You've just described the architecture of the proprietary processors
used in Hewlett-Packard calculator models released between 1972 and 1999.
There were four versions of the architecture that were bit-serial but
did arithmetic one decimal digit at a time, or four binary bits. The
word size was 48, 56, or 64 bits, and arithmetic operations could work
on any range of digits (or aligned four-bit binary groups) of a word.
Classic: 56-bit, BCD only, strict Harvard architecture (10-bit ROM
words in separate address space)
Woodstock/Spice/Topcat: 56-bit, selectable BCD/binary, strict Harvard
architecture, 10-bit ROM
Cricket: 48-bit, selectable BCD/binary, strict Harvard architecture,
10-bit ROM
Nut: 56-bit, BCD/binary, 10-bit ROM, but with instructions to read ROM
words as data (modified Harvard Architecture)
Saturn: 64-bit, nibble serial (rather than bit-serial), von Neuman
architecture (unified address space, instructions encoded in variable
length of consecutive 4-bit nibbles)
Starting in the 1990s, HP replaced the custom architecture(s) with
commercial microcontrollers and microprocessors, including the Hitachi
H8, SunPlus/GeneralPlus 6502 derivatives, Samsung S3C2410 ARM920T
(graphing calculators), and most recently the Atmel AT91SAM7L128 ARM7.

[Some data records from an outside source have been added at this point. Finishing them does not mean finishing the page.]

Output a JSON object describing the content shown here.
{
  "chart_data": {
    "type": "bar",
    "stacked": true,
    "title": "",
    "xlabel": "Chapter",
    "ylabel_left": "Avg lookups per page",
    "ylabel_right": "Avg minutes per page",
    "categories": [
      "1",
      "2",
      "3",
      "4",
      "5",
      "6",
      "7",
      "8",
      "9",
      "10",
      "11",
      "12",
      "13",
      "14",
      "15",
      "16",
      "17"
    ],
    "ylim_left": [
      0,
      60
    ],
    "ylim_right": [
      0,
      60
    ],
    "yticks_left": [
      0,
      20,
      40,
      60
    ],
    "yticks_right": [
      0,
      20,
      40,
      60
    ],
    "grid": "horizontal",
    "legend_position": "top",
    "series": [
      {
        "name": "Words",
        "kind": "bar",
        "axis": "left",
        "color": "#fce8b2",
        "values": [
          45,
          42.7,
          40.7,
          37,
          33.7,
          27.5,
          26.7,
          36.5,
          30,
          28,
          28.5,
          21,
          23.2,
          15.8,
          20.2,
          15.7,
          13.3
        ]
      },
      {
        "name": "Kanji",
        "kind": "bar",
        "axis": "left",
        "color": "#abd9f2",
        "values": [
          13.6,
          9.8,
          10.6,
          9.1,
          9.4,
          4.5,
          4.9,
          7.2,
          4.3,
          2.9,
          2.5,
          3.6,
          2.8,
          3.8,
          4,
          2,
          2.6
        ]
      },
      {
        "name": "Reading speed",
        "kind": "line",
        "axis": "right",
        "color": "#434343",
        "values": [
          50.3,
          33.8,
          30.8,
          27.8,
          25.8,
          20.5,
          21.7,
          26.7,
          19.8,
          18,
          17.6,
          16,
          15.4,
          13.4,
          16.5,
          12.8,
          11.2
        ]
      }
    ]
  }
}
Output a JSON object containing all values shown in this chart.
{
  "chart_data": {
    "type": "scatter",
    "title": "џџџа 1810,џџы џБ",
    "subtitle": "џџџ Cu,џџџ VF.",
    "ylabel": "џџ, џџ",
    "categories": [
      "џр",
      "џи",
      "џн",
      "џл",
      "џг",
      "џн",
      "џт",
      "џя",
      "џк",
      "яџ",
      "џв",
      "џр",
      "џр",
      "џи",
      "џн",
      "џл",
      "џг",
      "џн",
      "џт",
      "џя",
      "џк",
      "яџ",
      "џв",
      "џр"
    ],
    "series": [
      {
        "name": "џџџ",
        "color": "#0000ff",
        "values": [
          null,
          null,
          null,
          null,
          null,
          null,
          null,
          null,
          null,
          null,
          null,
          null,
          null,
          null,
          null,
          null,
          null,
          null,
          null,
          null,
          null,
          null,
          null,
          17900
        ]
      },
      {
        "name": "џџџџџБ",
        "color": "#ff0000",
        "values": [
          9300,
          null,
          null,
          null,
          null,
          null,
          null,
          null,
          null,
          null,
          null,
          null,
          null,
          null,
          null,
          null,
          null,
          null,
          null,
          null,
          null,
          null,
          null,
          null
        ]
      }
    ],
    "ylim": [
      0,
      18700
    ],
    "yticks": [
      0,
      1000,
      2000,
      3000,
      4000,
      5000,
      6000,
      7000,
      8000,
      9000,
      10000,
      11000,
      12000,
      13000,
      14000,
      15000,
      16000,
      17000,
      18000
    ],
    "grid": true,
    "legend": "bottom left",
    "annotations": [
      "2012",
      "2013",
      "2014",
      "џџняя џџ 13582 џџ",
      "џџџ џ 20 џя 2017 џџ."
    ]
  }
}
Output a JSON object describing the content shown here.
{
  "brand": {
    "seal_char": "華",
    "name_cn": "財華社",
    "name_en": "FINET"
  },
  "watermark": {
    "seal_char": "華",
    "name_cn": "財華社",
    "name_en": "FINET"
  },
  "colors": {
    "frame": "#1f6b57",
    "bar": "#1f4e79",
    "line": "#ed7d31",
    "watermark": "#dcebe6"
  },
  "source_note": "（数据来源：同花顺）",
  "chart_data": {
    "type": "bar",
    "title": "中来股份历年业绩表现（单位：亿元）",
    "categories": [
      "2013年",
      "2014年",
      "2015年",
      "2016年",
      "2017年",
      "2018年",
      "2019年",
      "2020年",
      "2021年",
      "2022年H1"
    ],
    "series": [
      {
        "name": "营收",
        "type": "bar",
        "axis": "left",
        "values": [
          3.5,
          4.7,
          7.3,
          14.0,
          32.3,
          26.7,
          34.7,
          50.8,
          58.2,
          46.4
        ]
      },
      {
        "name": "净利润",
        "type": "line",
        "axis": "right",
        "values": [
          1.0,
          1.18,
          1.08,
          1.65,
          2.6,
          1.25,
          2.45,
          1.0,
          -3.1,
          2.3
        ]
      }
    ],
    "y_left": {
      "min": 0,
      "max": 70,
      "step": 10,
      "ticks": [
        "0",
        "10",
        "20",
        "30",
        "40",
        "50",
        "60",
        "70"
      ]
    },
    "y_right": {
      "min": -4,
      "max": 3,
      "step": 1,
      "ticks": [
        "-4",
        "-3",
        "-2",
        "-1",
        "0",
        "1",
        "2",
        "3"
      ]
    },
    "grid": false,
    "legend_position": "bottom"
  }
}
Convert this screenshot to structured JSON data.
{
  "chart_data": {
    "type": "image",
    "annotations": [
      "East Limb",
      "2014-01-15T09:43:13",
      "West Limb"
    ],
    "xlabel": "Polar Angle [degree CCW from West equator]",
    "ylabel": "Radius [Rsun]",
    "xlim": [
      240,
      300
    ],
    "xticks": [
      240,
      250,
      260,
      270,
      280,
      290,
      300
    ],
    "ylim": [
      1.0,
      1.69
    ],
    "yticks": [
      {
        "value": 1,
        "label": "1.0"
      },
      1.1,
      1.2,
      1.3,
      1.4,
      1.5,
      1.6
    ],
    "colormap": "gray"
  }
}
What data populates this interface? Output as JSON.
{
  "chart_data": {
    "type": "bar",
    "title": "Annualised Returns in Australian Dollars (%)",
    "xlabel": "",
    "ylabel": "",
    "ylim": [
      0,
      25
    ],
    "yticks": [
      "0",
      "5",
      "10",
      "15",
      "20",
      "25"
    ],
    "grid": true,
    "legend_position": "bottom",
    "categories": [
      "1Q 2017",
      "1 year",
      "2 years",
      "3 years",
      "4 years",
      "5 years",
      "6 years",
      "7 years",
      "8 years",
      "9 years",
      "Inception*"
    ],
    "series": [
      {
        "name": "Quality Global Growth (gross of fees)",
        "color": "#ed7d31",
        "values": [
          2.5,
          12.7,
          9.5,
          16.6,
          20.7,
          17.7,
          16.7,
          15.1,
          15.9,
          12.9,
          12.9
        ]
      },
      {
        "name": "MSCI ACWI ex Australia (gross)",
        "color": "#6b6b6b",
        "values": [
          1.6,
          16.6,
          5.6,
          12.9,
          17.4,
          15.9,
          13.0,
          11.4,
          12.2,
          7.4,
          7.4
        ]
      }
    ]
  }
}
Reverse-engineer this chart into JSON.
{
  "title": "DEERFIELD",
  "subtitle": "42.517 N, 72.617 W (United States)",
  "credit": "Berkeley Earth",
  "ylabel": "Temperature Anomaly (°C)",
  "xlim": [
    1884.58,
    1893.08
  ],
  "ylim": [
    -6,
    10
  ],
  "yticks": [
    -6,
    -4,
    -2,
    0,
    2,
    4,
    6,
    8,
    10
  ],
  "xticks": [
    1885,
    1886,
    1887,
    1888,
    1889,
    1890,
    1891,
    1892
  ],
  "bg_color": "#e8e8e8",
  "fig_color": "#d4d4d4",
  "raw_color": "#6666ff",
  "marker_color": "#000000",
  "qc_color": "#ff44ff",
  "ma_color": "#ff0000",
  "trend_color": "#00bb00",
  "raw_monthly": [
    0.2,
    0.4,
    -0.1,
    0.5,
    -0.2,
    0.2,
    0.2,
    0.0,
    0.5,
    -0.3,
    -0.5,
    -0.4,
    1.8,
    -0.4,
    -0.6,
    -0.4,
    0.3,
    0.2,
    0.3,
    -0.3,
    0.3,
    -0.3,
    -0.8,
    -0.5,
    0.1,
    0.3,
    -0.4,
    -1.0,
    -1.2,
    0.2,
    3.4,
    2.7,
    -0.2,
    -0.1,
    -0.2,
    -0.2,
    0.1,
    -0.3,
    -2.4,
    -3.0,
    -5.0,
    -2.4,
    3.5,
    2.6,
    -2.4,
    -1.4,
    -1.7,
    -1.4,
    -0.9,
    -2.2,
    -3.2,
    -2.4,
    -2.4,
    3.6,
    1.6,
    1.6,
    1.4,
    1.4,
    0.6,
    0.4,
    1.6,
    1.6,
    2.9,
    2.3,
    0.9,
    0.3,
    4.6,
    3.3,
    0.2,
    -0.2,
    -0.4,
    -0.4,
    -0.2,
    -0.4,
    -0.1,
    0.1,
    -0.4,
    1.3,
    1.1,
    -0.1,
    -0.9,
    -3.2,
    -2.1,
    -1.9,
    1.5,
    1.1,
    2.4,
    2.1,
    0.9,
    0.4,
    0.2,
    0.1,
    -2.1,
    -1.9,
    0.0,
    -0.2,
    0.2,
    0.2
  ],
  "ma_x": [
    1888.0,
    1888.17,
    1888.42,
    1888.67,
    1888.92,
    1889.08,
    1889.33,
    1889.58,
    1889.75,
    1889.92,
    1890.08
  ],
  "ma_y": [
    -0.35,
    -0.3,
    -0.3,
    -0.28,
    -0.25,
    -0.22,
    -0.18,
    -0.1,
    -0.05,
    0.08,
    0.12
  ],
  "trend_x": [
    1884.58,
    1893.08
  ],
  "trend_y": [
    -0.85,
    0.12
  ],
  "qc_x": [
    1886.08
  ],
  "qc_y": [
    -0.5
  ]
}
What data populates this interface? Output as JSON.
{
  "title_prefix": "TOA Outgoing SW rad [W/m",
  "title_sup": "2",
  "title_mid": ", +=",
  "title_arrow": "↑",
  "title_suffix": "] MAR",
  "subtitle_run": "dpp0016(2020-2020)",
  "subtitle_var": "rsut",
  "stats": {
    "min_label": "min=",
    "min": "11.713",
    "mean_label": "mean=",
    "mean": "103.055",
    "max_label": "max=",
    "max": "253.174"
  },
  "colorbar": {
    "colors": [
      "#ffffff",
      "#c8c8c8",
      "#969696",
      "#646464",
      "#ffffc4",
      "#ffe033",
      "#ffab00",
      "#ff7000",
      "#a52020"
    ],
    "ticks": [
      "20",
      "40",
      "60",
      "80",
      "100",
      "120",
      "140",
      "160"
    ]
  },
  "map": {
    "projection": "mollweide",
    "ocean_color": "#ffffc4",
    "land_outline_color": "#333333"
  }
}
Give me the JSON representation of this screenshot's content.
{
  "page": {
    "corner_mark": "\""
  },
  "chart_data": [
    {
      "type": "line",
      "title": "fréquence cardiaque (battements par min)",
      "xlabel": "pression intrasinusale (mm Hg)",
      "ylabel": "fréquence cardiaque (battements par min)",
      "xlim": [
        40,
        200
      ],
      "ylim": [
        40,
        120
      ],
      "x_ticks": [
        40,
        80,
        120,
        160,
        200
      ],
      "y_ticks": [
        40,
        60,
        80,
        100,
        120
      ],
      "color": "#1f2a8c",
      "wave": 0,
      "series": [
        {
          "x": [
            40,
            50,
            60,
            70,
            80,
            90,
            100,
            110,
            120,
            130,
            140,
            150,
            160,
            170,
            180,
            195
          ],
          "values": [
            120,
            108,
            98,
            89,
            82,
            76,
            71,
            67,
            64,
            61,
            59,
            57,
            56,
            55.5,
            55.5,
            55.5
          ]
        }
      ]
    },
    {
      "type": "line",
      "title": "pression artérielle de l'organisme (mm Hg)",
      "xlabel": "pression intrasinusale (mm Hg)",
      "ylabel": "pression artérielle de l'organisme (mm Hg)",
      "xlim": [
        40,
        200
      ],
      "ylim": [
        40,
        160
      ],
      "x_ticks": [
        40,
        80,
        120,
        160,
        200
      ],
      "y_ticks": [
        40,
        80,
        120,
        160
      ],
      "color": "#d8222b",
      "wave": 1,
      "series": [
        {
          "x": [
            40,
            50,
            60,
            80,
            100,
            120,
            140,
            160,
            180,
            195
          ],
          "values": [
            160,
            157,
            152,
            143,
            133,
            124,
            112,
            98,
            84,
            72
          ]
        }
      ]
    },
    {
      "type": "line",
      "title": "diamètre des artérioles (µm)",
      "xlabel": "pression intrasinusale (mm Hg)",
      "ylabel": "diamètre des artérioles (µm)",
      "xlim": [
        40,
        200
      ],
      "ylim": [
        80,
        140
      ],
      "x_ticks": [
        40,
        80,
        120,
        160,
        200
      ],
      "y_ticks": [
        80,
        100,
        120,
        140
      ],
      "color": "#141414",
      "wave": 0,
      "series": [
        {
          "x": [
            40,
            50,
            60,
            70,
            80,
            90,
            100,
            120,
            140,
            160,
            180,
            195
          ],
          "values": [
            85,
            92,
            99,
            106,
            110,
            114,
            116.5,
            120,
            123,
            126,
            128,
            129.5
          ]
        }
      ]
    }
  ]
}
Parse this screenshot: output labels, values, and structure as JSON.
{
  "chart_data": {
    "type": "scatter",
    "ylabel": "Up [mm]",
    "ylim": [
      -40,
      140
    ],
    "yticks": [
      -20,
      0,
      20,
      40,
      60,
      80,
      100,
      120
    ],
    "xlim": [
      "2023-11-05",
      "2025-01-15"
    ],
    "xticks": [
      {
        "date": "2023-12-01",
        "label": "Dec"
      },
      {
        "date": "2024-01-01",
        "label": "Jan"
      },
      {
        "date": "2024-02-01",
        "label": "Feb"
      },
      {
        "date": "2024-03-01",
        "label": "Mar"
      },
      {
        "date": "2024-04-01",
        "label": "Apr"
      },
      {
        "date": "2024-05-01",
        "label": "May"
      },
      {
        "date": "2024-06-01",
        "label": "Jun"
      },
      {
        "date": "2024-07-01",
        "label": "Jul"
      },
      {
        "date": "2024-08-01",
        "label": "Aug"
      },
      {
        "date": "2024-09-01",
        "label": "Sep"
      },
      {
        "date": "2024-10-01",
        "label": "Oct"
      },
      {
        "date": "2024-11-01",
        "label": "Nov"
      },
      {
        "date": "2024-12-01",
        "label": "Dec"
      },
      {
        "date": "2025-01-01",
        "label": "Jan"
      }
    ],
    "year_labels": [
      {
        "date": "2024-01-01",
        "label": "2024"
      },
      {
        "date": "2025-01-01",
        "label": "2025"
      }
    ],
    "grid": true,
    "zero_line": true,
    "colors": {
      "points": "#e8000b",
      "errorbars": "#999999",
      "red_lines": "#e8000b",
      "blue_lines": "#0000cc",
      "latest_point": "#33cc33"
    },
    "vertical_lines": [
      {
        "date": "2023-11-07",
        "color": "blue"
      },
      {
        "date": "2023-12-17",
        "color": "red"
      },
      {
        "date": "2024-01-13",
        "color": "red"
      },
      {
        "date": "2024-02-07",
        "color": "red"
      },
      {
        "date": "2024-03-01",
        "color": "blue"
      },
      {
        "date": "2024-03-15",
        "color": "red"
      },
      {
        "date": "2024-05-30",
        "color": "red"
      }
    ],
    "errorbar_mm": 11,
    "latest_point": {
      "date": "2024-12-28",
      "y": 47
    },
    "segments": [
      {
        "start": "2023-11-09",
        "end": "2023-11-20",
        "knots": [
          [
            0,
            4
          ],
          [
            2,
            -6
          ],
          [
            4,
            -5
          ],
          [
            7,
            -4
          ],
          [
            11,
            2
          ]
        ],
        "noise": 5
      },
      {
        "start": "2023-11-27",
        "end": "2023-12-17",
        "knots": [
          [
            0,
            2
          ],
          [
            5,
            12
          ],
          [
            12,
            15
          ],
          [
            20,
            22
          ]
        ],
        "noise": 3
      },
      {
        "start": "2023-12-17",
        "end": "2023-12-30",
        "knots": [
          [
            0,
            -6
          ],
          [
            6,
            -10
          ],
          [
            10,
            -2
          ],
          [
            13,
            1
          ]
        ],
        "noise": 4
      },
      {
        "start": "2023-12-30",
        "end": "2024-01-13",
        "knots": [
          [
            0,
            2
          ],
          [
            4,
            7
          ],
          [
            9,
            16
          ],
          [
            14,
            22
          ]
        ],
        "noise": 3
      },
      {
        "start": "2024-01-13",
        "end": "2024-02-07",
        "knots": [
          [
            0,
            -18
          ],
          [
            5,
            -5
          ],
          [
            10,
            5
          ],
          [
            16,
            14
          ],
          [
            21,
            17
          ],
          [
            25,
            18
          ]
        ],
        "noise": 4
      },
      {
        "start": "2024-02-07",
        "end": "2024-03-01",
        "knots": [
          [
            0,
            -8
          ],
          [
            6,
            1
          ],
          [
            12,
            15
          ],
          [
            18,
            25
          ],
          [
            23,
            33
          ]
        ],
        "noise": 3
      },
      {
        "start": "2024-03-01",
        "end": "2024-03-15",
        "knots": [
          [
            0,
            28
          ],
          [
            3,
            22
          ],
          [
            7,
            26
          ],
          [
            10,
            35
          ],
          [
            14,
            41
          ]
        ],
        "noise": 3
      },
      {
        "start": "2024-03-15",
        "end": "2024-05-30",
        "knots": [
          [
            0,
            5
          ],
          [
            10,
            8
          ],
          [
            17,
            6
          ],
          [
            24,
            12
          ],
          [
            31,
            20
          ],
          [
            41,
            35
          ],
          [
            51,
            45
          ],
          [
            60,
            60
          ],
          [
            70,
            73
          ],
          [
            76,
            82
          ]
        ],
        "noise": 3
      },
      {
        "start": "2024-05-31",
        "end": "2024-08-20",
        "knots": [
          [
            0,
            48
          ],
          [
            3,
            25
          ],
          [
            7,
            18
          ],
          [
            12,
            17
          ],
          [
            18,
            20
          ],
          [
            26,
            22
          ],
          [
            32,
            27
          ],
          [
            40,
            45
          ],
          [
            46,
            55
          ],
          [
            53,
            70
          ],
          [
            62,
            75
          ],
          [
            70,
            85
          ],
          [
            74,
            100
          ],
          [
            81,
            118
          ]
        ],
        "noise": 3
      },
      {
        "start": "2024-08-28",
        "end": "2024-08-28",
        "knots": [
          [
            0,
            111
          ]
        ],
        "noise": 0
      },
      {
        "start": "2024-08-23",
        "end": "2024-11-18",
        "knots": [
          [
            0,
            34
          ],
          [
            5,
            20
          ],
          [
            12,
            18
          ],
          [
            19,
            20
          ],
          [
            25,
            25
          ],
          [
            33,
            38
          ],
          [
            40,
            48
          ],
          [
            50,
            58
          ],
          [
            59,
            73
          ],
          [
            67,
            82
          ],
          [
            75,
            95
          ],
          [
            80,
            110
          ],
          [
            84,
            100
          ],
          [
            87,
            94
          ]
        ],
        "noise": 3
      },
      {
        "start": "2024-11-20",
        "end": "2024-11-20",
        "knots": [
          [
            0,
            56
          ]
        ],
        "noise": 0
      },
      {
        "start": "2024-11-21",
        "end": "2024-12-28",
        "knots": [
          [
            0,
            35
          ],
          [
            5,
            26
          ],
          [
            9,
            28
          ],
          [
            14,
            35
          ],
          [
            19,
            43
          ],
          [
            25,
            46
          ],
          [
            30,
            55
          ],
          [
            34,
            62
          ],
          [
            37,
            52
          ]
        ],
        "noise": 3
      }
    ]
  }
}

The graphing calculators still run a simulation of the Saturn
architecture for legacy code.
The use of the Atmel part in recent models (HP 12c, HP 20b, HP 30b) is
nice because it is a flash-based part, so you can write your own
replacement firmware for it, something that was not previously possible
in entry to midrange HP calculators.